En entendant les paroles de son ancien maître, Sakura blanchit brusquement avant de reprendre un air neutre. Elle avait un mauvais pressentiment qui ne tarda malheureusement pas à se vérifier.
- Il s'agit d'une mission de rang A : c'est une mission d'infiltration au pays des fleurs. Depuis quelques temps, une rumeur concernant un groupe de bandits assez fort et bien organisé circule. J'aimerais que vous alliez voir ce qu'il en est et, si la rumeur se vérifie, que vous infiltriez le groupe afin de réunir des informations en vue d'envoyer une équipe à même de les neutraliser. La mission devrait durer entre deux et trois semaines. Vous avez des questions ? termina-t-il.

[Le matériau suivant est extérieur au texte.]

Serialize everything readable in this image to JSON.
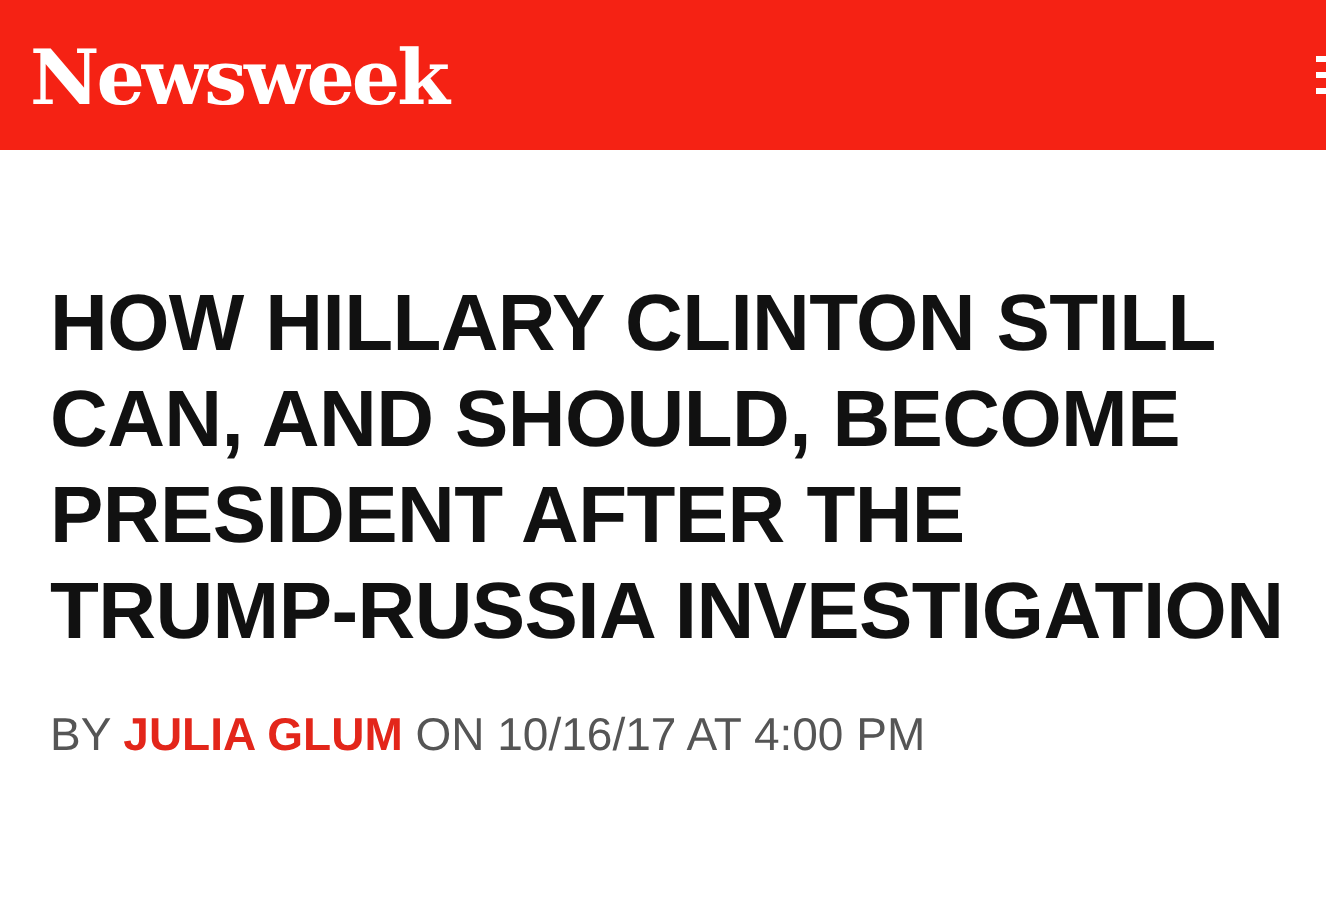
{
  "header": {
    "logo": "Newsweek"
  },
  "article": {
    "headline": "HOW HILLARY CLINTON STILL CAN, AND SHOULD, BECOME PRESIDENT AFTER THE TRUMP-RUSSIA INVESTIGATION",
    "byline": {
      "prefix": "BY",
      "author": "JULIA GLUM",
      "date": "ON 10/16/17 AT 4:00 PM"
    }
  }
}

- Quand devons-nous partir ? demanda Saï alors que Sakura restait muette.
- Demain, à l'aube.
- Très bien, je n'ai pas d'autre question.
Kakashi tourna la tête vers son ancienne élève qui n'avait pas encore réagi.
- Sakura, tu as des questions sur la mission ?
- Je… Euh, non, non… C'est bon, je n'ai pas de question, bredouilla-t-elle sous le regard légèrement étonné du ninja copieur.
- Tout va bien Sakura ?
- Oui. Oui, tout va bien. Je suis seulement un peu fatiguée, mentit la jeune femme en évitant le regard scrutateur de Kakashi.
- Bien…Dans ce cas, je vous souhaite bonne chance ! Soyez prudents et n'hésitez pas à demander de l'aide si les choses tournent mal, recommanda tranquillement l'Hokage.
- Oui Kakashi-sama ! répondirent les deux ninjas.
De retour dans les rues de Konoha, après que Saï ait pris congé, Sakura se hâta de rentrer chez elle tout en réfléchissant à ce qu'il venait de se passer.
« Une mission d'infiltration de rang A de longue durée et nous sommes seulement tous les deux ? Il faut que tout se passe bien. Tout doit absolument bien se passer. S'il vous plaît, faîtes que tout se passe bien, se répétait en boucle la jeune femme. »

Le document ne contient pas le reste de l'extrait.